Tapi menurut Prof Al-Attas, justru Aristoteles yang menjadi pelopor utama sekularisme. Menurutnya, Aristoteles telah meresmikan sekularisme dalam filsafat dan kehidupan ketika ia mengeluarkan dan memisahkan Tuhan dari manusia dan alam. Ini karena Aristoteles bermaksud hendak menyelamatkan Tuhan dari “terhina” dengan sisi perubahan yang dialami oleh alam dan manusia. Lebih berbahaya lagi, implikasi dari pandangan Aristoteles itu, ketika didefinisikan bahwa Tuhan tidak boleh berpikir tentang makhluk-Nya tetapi hanya tentang Diri-Nya sendiri (Wan Daud, 2007: 15).

Masalah ini berlarut-larut karena mereka tidak memiliki sumber pengetahuan yang normatif kecuali akal dan tradisi yang selalu bertentangan antar satu dengan lainnya, sehingga kebenaran menurut mereka selalu berubah berdasarkan setting ruang dan waktu. Inilah yang membedakan konsep ilmu dalam Islam yang berpandukan pada pancaindra, rasio, intuisi, dan paling utama adalah wahyu. Firman Allah, Dan Allah mengeluarkan kamu dari perut ibu-ibu kamu dalam keadaan tidak mengetahui sesuatu pun, dan Dia memberi kamu pendengaran, aneka penglihatan, dan hati, agar kamu bersyukur, (QS. An-Nahl [16]: 78) adalah bagian dari epistemologi dasar dalam Islam.

Cukup banyak ayat menegaskan bahwa sumber ilmu itu mencakup mata, telinga, intuisi (hati) dan akal, bahkan perintah untuk melakukan perjalanan di bumi juga dikonotasikan sebagai bagian dari metode menemukan ilmu, dan kita yakin bahwa pengalaman adalah guru yang baik, experience is the good teacher.

Selain akal, intuisi (hati), dan pancaindera (al-khawas al-khamsah) sebagai sumber untuk memeroleh ilmu, epistemologi Islam juga mengenal khabar shadiq, atau true report alias berita yang tidak diragukan kebenarannya, dalam hal ini, wahyu termasuk di dalamnya. Umat Islam memandang bahwa wahyu, baik Al-Qur’an maupun hadis adalah kumpulan berita dengan seleksi yang ketat dan tidak mungkin terjadi kesangsian dan kesalahan, orang-orang yang terlibat dalam kodifikasi (pengumpulan dan penulisan) adalah manusia-manusia yang shadiq, atau kejujurannya tak terbantahkan.

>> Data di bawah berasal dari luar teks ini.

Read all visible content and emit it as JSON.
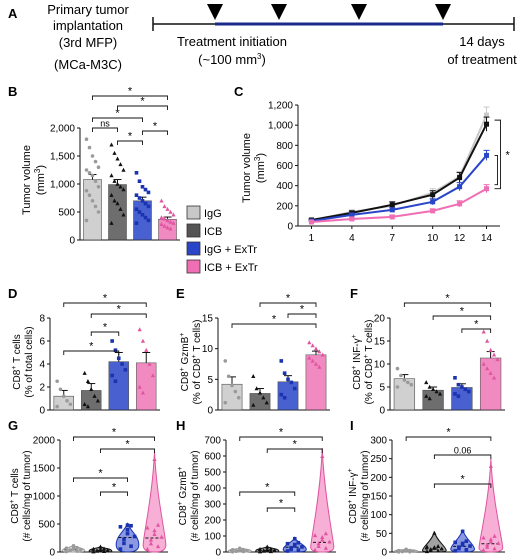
{
  "colors": {
    "IgG": "#c8c8c8",
    "ICB": "#555555",
    "IgG+ExTr": "#2a46c8",
    "ICB+ExTr": "#f06eb4",
    "timeline": "#1a2a8a"
  },
  "panels": {
    "A": {
      "label": "A",
      "line1": "Primary tumor",
      "line2": "implantation",
      "line3": "(3rd MFP)",
      "line4": "(MCa-M3C)",
      "init1": "Treatment initiation",
      "init2": "(~100 mm",
      "init_sup": "3",
      "init_close": ")",
      "end1": "14 days",
      "end2": "of treatment"
    },
    "B": {
      "label": "B"
    },
    "C": {
      "label": "C"
    },
    "D": {
      "label": "D"
    },
    "E": {
      "label": "E"
    },
    "F": {
      "label": "F"
    },
    "G": {
      "label": "G"
    },
    "H": {
      "label": "H"
    },
    "I": {
      "label": "I"
    }
  },
  "legend": [
    "IgG",
    "ICB",
    "IgG + ExTr",
    "ICB + ExTr"
  ],
  "chart_data": [
    {
      "id": "B",
      "type": "bar",
      "categories": [
        "IgG",
        "ICB",
        "IgG+ExTr",
        "ICB+ExTr"
      ],
      "values": [
        1080,
        990,
        700,
        370
      ],
      "errors": [
        90,
        90,
        65,
        40
      ],
      "points": [
        [
          1800,
          1650,
          1500,
          1400,
          1300,
          1250,
          1200,
          1150,
          1050,
          950,
          880,
          800,
          700,
          600,
          500,
          350
        ],
        [
          1700,
          1550,
          1450,
          1350,
          1250,
          1150,
          1050,
          1000,
          950,
          900,
          800,
          700,
          650,
          550,
          450,
          300
        ],
        [
          1200,
          1050,
          950,
          900,
          850,
          800,
          750,
          700,
          650,
          600,
          550,
          500,
          450,
          400,
          350,
          300
        ],
        [
          700,
          600,
          550,
          500,
          450,
          400,
          380,
          350,
          320,
          300,
          280,
          250,
          220,
          200
        ]
      ],
      "ylabel": "Tumor volume",
      "ylabel_unit": "(mm",
      "ylabel_sup": "3",
      "ylabel_close": ")",
      "yticks": [
        "0",
        "500",
        "1,000",
        "1,500",
        "2,000"
      ],
      "ylim": [
        0,
        2000
      ],
      "sig": [
        "ns",
        "*",
        "*",
        "*",
        "*",
        "*"
      ]
    },
    {
      "id": "C",
      "type": "line",
      "x": [
        1,
        4,
        7,
        10,
        12,
        14
      ],
      "series": [
        {
          "name": "IgG",
          "values": [
            55,
            140,
            200,
            330,
            490,
            1100
          ],
          "errors": [
            10,
            20,
            30,
            40,
            50,
            80
          ]
        },
        {
          "name": "ICB",
          "values": [
            60,
            130,
            210,
            310,
            480,
            1010
          ],
          "errors": [
            10,
            20,
            30,
            40,
            50,
            70
          ]
        },
        {
          "name": "IgG + ExTr",
          "values": [
            50,
            110,
            160,
            240,
            390,
            700
          ],
          "errors": [
            8,
            15,
            20,
            30,
            40,
            50
          ]
        },
        {
          "name": "ICB + ExTr",
          "values": [
            40,
            70,
            90,
            150,
            220,
            370
          ],
          "errors": [
            8,
            10,
            15,
            20,
            30,
            40
          ]
        }
      ],
      "ylabel": "Tumor volume",
      "ylabel_unit": "(mm",
      "ylabel_sup": "3",
      "ylabel_close": ")",
      "xticks": [
        "1",
        "4",
        "7",
        "10",
        "12",
        "14"
      ],
      "yticks": [
        "0",
        "200",
        "400",
        "600",
        "800",
        "1,000",
        "1,200"
      ],
      "ylim": [
        0,
        1200
      ],
      "sig": [
        "*",
        "*"
      ]
    },
    {
      "id": "D",
      "type": "bar",
      "categories": [
        "IgG",
        "ICB",
        "IgG+ExTr",
        "ICB+ExTr"
      ],
      "values": [
        1.2,
        1.7,
        4.2,
        4.1
      ],
      "errors": [
        0.5,
        0.6,
        0.8,
        0.9
      ],
      "points": [
        [
          2.5,
          1.8,
          1.2,
          0.8,
          0.5,
          0.3
        ],
        [
          3.2,
          2.5,
          1.8,
          1.2,
          0.8,
          0.5,
          0.3
        ],
        [
          6,
          5.2,
          4.5,
          4,
          3.5,
          3,
          2.5
        ],
        [
          7,
          6,
          5.2,
          4,
          3,
          2,
          1.5
        ]
      ],
      "ylabel1": "CD8",
      "ylabel1_sup": "+",
      "ylabel1_rest": " T cells",
      "ylabel2": "(% of total cells)",
      "yticks": [
        "0",
        "2",
        "4",
        "6",
        "8"
      ],
      "ylim": [
        0,
        8
      ],
      "sig": [
        "*",
        "*",
        "*",
        "*"
      ]
    },
    {
      "id": "E",
      "type": "bar",
      "categories": [
        "IgG",
        "ICB",
        "IgG+ExTr",
        "ICB+ExTr"
      ],
      "values": [
        4.2,
        2.7,
        4.6,
        9.0
      ],
      "errors": [
        1.2,
        0.8,
        1.0,
        0.6
      ],
      "points": [
        [
          8,
          5.5,
          4,
          3,
          2,
          1.2
        ],
        [
          5.5,
          3.5,
          2.8,
          2,
          1.2,
          0.8
        ],
        [
          8,
          6,
          5,
          4.5,
          3.5,
          2.5,
          2
        ],
        [
          11,
          10.5,
          10,
          9.5,
          9,
          8.5,
          8,
          7.5,
          7
        ]
      ],
      "ylabel1": "CD8",
      "ylabel1_sup": "+",
      "ylabel1_mid": " GzmB",
      "ylabel1_sup2": "+",
      "ylabel2": "(% of CD8",
      "ylabel2_sup": "+",
      "ylabel2_rest": " T cells)",
      "yticks": [
        "0",
        "5",
        "10",
        "15"
      ],
      "ylim": [
        0,
        15
      ],
      "sig": [
        "*",
        "*",
        "*"
      ]
    },
    {
      "id": "F",
      "type": "bar",
      "categories": [
        "IgG",
        "ICB",
        "IgG+ExTr",
        "ICB+ExTr"
      ],
      "values": [
        6.8,
        4.3,
        4.9,
        11.3
      ],
      "errors": [
        0.9,
        0.7,
        0.8,
        1.4
      ],
      "points": [
        [
          9,
          7.5,
          6.5,
          6,
          5.5,
          5
        ],
        [
          6,
          5,
          4.5,
          4,
          3.5,
          3,
          2.5
        ],
        [
          7,
          5.5,
          5,
          4.5,
          4,
          3.5,
          3
        ],
        [
          17,
          15,
          13,
          12,
          11,
          10,
          9,
          8,
          7
        ]
      ],
      "ylabel1": "CD8",
      "ylabel1_sup": "+",
      "ylabel1_mid": " INF-γ",
      "ylabel1_sup2": "+",
      "ylabel2": "(% of CD8",
      "ylabel2_sup": "+",
      "ylabel2_rest": " T cells)",
      "yticks": [
        "0",
        "5",
        "10",
        "15",
        "20"
      ],
      "ylim": [
        0,
        20
      ],
      "sig": [
        "*",
        "*",
        "*"
      ]
    },
    {
      "id": "G",
      "type": "violin",
      "categories": [
        "IgG",
        "ICB",
        "IgG+ExTr",
        "ICB+ExTr"
      ],
      "maxima": [
        120,
        100,
        520,
        1800
      ],
      "medians": [
        40,
        30,
        260,
        250
      ],
      "ylabel1": "CD8",
      "ylabel1_sup": "+",
      "ylabel1_rest": " T cells",
      "ylabel2": "(# cells/mg of tumor)",
      "yticks": [
        "0",
        "500",
        "1000",
        "1500",
        "2000"
      ],
      "ylim": [
        0,
        2000
      ],
      "sig": [
        "*",
        "*",
        "*",
        "*"
      ]
    },
    {
      "id": "H",
      "type": "violin",
      "categories": [
        "IgG",
        "ICB",
        "IgG+ExTr",
        "ICB+ExTr"
      ],
      "maxima": [
        25,
        35,
        90,
        650
      ],
      "medians": [
        8,
        10,
        30,
        60
      ],
      "ylabel1": "CD8",
      "ylabel1_sup": "+",
      "ylabel1_mid": " GzmB",
      "ylabel1_sup2": "+",
      "ylabel2": "(# cells/mg of tumor)",
      "yticks": [
        "0",
        "100",
        "200",
        "300",
        "400",
        "500",
        "600",
        "700"
      ],
      "ylim": [
        0,
        700
      ],
      "sig": [
        "*",
        "*",
        "*",
        "*"
      ]
    },
    {
      "id": "I",
      "type": "violin",
      "categories": [
        "IgG",
        "ICB",
        "IgG+ExTr",
        "ICB+ExTr"
      ],
      "maxima": [
        8,
        55,
        60,
        250
      ],
      "medians": [
        2,
        8,
        15,
        22
      ],
      "ylabel1": "CD8",
      "ylabel1_sup": "+",
      "ylabel1_mid": " INF-γ",
      "ylabel1_sup2": "+",
      "ylabel2": "(# cells/mg of tumor)",
      "yticks": [
        "0",
        "50",
        "100",
        "150",
        "200",
        "250",
        "300"
      ],
      "ylim": [
        0,
        300
      ],
      "sig": [
        "*",
        "0.06",
        "*"
      ]
    }
  ]
}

True report juga bisa dianalogikan begini: saya tidak tau jika dilahirkan oleh pasangan Abdul Kadir dan Siti Hawa, tetapi saya mengakui kalau mereka berdua adalah orang tua saya yang telah mengandung, melahir, dan membesarkan saya. Dari mana saya tahu? Hanya informasi dari kedua orang tua, dan orang-orang di sekitar saya, informasi itulah disebut true report,kabar yang tidak disangsikan kebenarannya.

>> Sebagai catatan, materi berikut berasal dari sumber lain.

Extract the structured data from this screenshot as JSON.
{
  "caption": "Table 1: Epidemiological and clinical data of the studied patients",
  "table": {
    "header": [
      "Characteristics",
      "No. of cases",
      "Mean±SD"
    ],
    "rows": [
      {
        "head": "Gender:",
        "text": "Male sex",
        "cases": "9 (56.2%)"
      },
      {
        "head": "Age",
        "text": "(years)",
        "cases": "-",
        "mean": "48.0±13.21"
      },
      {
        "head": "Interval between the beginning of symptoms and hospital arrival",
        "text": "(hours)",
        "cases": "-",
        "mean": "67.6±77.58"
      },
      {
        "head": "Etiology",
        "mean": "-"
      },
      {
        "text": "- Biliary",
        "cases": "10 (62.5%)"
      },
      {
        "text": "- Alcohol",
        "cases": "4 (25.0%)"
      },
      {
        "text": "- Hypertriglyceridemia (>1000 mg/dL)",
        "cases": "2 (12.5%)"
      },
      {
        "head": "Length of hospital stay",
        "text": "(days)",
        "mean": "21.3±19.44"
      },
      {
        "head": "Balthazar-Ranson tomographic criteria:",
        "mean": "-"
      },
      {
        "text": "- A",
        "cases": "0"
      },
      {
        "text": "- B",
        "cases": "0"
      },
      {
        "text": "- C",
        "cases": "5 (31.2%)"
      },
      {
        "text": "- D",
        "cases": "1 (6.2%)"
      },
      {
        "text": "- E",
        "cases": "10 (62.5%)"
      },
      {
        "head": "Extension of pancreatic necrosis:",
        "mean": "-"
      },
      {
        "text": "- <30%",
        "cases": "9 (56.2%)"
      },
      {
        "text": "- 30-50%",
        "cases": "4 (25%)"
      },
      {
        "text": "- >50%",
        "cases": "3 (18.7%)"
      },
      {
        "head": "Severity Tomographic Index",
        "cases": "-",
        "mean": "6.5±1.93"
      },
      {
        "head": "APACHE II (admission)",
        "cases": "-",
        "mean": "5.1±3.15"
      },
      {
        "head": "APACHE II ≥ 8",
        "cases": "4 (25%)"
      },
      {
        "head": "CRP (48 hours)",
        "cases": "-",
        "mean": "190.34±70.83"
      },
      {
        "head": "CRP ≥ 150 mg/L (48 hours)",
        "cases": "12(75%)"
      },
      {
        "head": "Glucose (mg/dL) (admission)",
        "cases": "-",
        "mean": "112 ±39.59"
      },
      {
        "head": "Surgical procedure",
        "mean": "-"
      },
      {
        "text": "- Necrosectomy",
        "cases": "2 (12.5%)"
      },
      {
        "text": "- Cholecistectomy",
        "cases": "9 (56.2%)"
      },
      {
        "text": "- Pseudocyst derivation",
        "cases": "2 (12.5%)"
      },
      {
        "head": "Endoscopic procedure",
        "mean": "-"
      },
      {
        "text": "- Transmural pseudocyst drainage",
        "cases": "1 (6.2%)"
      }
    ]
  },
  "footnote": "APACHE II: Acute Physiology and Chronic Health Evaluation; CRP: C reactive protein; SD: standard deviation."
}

Karena kebenaran berita yang saya terima bersifat mutlak dari orang-orang di sekitar keluarga di Bonto Cani, maka tidak dibutuhkan tes deoxyribose-nucleic acid (DNA) untuk mengetahui siapa sebenarnya kedua orang tua saya. Informasi ini menjadi sebuah keyakinan yang pasti pada diri saya, karena kebenarannya mutlak seratus persen, maka ia juga disebut sebagai ilmu. Dan, para penganut mazhab empiris-rasionalisme seharusnya meragukan siapa orang tua mereka sebelum dibuktikan dengan tes DNA. Wallahu A’lam!